The program offers points in seven categories that a building can accrue to reach certification. Each category will have prerequisites that must be achieved for any points to be accrued and then credits that can be earned.
The categories are:
• Sustainable Sites: Addresses environmental concerns related to building landscape, hardscape, and exterior building management practices.
• Water Efficiency: Addresses environmental concerns related to building water usage and disposal.
• Energy and Atmosphere: Promotes the monitoring and improvement of a building’s energy performance, eliminating CFCs (chloroflourocarbons), and the use of renewable energy.
• Materials and Resources: Addresses the environmental concerns related to materials selection, sustainable purchasing, waste reduction, and waste disposal.
• Indoor Environmental Quality: Addresses environmental concerns related to indoor air quality; occupants health, safety, and comfort; air change effectiveness; energy consumption; and air containment management.

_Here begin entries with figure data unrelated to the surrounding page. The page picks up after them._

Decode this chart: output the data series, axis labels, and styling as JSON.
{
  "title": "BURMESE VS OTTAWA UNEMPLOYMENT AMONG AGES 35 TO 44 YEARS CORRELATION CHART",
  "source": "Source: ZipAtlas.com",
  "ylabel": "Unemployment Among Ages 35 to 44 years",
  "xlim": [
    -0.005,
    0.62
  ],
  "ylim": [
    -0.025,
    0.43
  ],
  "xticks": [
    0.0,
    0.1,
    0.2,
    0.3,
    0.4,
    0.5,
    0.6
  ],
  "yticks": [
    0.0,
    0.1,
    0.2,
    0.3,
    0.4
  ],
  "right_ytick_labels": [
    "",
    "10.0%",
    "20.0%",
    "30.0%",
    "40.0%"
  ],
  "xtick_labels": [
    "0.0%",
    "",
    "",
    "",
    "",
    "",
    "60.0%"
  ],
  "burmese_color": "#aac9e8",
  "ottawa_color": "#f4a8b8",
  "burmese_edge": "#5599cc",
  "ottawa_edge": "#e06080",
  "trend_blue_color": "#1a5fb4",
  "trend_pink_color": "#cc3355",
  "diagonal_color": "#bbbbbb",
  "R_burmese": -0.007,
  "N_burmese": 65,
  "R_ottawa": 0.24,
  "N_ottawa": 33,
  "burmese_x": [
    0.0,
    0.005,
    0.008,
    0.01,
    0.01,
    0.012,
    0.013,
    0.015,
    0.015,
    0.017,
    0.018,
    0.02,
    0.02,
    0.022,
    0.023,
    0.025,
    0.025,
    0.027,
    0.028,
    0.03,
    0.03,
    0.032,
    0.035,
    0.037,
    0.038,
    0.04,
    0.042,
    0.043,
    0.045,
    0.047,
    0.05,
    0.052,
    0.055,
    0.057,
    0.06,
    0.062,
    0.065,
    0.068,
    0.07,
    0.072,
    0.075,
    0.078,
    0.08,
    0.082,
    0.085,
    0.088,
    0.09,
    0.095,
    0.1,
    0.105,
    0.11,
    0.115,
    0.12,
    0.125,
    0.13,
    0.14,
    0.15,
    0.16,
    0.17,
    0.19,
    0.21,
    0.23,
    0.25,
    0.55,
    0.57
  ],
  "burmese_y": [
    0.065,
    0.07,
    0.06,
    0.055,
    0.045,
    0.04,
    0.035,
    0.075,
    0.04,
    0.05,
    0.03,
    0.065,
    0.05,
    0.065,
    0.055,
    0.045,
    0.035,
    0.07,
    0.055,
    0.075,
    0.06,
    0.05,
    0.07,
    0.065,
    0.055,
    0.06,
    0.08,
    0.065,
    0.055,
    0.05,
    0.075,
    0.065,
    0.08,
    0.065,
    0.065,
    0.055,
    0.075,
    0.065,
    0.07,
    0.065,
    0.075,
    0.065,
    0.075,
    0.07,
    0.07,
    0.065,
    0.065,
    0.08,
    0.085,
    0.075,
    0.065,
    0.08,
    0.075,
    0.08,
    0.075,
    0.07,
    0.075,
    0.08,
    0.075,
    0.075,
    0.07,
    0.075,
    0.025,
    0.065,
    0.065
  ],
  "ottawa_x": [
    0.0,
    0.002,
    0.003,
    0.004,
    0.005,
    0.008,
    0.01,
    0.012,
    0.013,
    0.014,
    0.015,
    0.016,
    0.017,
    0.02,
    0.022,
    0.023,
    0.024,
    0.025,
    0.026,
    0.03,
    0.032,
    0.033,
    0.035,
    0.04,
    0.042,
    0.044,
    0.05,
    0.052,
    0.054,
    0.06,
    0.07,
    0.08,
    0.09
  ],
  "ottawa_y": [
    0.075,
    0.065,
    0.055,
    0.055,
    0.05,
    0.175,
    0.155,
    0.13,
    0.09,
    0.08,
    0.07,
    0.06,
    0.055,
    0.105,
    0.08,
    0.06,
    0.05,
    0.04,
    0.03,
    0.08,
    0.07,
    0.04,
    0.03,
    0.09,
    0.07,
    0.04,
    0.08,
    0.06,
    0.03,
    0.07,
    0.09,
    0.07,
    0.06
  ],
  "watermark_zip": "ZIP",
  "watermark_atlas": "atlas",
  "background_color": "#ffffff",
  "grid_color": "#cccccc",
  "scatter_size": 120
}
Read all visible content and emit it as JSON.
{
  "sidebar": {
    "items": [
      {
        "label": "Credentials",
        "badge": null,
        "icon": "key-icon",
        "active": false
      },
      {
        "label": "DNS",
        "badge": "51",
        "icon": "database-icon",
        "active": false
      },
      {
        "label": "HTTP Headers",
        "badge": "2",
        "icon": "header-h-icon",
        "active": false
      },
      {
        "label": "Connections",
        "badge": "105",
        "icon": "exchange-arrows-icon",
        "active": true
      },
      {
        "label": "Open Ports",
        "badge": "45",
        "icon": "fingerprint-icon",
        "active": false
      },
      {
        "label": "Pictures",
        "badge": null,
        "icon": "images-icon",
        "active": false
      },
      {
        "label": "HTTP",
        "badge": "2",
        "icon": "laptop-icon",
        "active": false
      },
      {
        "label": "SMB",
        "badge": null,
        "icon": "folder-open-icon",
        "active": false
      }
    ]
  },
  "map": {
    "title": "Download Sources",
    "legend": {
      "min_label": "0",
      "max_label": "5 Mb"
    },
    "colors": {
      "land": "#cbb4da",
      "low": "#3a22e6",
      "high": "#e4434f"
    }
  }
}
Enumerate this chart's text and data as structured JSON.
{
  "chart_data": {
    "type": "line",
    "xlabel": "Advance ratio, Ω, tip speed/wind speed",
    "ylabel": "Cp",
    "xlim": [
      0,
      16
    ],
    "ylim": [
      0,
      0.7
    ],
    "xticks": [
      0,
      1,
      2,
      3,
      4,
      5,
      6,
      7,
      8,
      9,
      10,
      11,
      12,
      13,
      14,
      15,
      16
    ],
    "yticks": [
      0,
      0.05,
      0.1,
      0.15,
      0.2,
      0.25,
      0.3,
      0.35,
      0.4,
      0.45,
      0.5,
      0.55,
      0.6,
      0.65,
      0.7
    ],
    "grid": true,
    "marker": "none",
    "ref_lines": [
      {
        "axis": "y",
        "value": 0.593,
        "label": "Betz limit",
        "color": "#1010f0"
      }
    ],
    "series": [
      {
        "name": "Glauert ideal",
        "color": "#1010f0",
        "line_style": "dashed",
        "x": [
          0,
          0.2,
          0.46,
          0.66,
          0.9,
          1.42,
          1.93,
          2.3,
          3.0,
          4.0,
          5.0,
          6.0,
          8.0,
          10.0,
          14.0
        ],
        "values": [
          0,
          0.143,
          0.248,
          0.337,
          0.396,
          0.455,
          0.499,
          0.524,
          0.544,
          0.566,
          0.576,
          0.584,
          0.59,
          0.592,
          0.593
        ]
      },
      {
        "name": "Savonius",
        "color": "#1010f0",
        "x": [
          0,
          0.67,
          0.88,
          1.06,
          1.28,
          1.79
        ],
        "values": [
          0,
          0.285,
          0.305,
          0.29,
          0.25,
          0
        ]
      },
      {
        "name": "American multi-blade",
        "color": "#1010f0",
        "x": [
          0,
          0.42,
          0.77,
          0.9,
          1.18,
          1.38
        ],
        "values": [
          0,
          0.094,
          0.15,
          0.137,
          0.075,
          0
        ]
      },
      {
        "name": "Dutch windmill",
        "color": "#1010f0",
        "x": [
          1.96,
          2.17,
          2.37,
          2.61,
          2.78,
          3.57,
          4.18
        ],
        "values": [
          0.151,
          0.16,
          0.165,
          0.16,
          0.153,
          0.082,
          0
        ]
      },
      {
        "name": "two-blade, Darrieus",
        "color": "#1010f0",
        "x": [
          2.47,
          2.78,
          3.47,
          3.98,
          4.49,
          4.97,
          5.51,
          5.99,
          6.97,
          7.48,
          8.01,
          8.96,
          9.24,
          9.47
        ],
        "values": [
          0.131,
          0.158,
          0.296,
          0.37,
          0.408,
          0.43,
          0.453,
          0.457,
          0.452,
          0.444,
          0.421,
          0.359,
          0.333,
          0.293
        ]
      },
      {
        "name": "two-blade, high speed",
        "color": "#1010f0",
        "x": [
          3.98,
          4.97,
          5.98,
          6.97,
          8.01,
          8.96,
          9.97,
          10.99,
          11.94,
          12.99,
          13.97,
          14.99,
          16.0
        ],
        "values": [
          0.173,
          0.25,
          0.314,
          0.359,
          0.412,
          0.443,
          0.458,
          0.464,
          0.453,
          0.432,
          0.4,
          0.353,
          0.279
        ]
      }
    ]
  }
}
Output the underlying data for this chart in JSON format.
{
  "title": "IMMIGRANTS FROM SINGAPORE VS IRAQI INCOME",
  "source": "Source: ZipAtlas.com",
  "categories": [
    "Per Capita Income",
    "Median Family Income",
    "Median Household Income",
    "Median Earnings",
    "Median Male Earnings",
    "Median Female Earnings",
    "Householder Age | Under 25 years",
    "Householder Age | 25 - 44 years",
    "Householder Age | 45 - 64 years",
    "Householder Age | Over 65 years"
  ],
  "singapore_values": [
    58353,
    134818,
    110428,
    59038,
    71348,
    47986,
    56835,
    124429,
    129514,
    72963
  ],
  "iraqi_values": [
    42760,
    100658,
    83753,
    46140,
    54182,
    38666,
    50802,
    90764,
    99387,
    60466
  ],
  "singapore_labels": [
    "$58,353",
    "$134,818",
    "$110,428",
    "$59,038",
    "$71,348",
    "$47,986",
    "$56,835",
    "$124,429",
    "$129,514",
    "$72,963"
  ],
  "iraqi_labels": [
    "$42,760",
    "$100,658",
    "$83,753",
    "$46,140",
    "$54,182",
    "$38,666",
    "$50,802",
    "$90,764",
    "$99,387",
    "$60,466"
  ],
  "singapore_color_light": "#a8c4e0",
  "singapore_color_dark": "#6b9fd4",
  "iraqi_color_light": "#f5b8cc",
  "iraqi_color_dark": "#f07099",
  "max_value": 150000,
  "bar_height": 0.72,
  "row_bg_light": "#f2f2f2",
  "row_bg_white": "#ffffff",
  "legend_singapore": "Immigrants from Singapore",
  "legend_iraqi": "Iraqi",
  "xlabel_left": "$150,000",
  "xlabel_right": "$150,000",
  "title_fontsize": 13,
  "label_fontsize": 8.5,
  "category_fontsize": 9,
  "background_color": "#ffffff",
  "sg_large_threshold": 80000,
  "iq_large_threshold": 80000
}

• Innovation in Operations: The purpose of this category is to recognize that improvements are occurring rapidly that affect building performance and the environment. Buildings with innovative or exemplary features are recognized here.
• Regional Priority: These credits allow for important regional issues to be addressed. In essence, additional credits are earned for specific issues being addressed. There are 110 possible credits that can be achieved by any facility.
The points breakdown is as follows:
• 100 base points
• 6 Innovation points
• 4 Regional Priority points
The Certification levels that can be achieved by acquiring points are as follows:
• Certified = 40 to 49 points
• Silver = 50 to 59 points
• Gold = 60 to 79 points
• Platinum = 80 points and above
It would seem that with 110 total credits possible equipment and janitorial supplies could play a huge role in achieving them. However, that is just not the case. In regards to cleaning equipment, there are only 2 points that can be earned - IEQ Credit 3.4 and IEQ Credit 3.5.
• IEQ Credit 3.4 = environmentally friendly equipment purchasing and maintenance of equipment. Contrary to popular notions or manufacturers literature, you do not receive 1 point for every piece of equipment that meets the criteria in this credit; you receive 1 point for the entire equipment fleet. To qualify, at least 20% of the existing equipment at the facility must meet the criteria for this standard and a policy must be implemented where all new equipment purchased will meet the criteria for this credit. Furthermore, equipment maintenance and repairs must be documented to achieve this credit.
• IEQ Credit 3.5 = use of sweepers for maintaining walkways.
As you can clearly see, equipment does not play a huge role in earning points for a facility trying to achieve LEEDS accreditation. However, equipment does play a significant role in maintaining a healthy indoor environment for the occupants of the building and should not be overlooked.
Always bear in mind that we live in two environments: the outdoor environment and the indoor environment. We spend 90% of our time indoors in an environment that the EPA has found on average to be two to five times more polluted than the outdoor environment.
The equipment that is used to clean a facility performs the vital task of removing soils and contaminates brought into a facility on a daily basis. This helps to create a safe, comfortable, and healthy environment for the people who live and work in the buildings you maintain.
A thorough knowledge of what green cleaning is, how it is achieved, and how a customer can benefit from it will always put you in position to make a difference for your customer, the environment, and most importantly the occupants of the facility.